From French fairy tales I skipped over to Hong Kong action with Dante Lam's THE BEAST STALKER. It opens with a bang--a raid gone (partially) wrong, but the bad guy ultimately caught. Tough sergeant Tong (Nicholas Tse) is shouting down the officer who pounded through the back door late when a call goes out that the car taking the suspect in was hijacked by his associates and he's on the run again. Tong catches sight of the fugitive and starts an excellent, amazing car chase. It ends poorly, with the death of an innocent little girl. Three month's later the girl's mother, Ann, is prosecuting a mob case when her other daughter is kidnapped and held to extort her into throwing the trial. Tong has become friends with her (or at least her daughter) and feels compelled to redeem himself by tracking down the kidnapper. But Ann is afraid his rash temper will leave her with a second dead daughter. It's a clever cat and mouse game with perhaps a few too many intersecting coincidences (typical of Asian action flicks). In general, I can sum up the audience reactions as this: if you haven't seen a lot of Asian action flicks, this is pretty good. If you have seen a lot, you've seen better (e.g., South Korea's THE CHASER at SFIAAFF just this year).

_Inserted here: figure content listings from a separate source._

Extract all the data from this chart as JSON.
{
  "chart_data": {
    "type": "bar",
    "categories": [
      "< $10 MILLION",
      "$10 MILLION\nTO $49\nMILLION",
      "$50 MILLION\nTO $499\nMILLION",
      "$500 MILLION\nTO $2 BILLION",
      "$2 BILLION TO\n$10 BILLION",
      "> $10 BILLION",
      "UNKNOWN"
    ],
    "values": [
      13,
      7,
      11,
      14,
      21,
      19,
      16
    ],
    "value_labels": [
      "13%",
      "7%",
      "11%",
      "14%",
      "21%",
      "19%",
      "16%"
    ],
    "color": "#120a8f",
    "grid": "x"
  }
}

And finally, after a fairy tale and an Asian flick, I ended with the late night screening of an Asian fairy tale, HANSEL AND GRETEL from South Korea. Not a straightforward telling of the Hansel and Gretel story, but a horror/fairy tale inspired by the brothers Grimm. Lee Eun-Soo (Chun Jeong-Myoung) is driving along talking on the phone to his pregnant wife, when he loses control of the car and crashes. He wakes up lost deep in the woods where a little girl in a red cloak leads him to The House of Happy Children. There three siblings (an eldest brother nearly 13 and two little sisters) live surrounded by colorful toys and with incredibly cheerful parents. Eun-Soo rests the night, eats breakfast (cupcakes) with them, and tries to make his way out of the woods. Only he can't he keeps getting lost and returning to the house. Of course, that's by design. The angelic children aren't so nice as they appear. They have the ability to make anything happen, if they only imagine it. Their only problem is they can't seem to keep any parents. Adults always want to leave eventually, and that makes them sad. It's a beautiful mix of gorgeous production design and classic elements of Grimm fairy tales and Asian horror--e.g., spooky supernatural children. All together it makes a clever cautionary tale of what happens when children get everything they want. When a really creepy priest shows up and becomes their new candidate for a parent, things take a very strange turn, and perhaps drags a few minutes too long. But it was still pretty awesome. Oh yeah, and as someone who's a little OCD about finding bunnies in movies (I don't mention it much because it's a boring topic to write about), I have to say that bunnies feature to a ridiculous extent in the production design. This may be the bunniest movie I've ever seen (at least since WATERSHIP DOWN). Bunnies!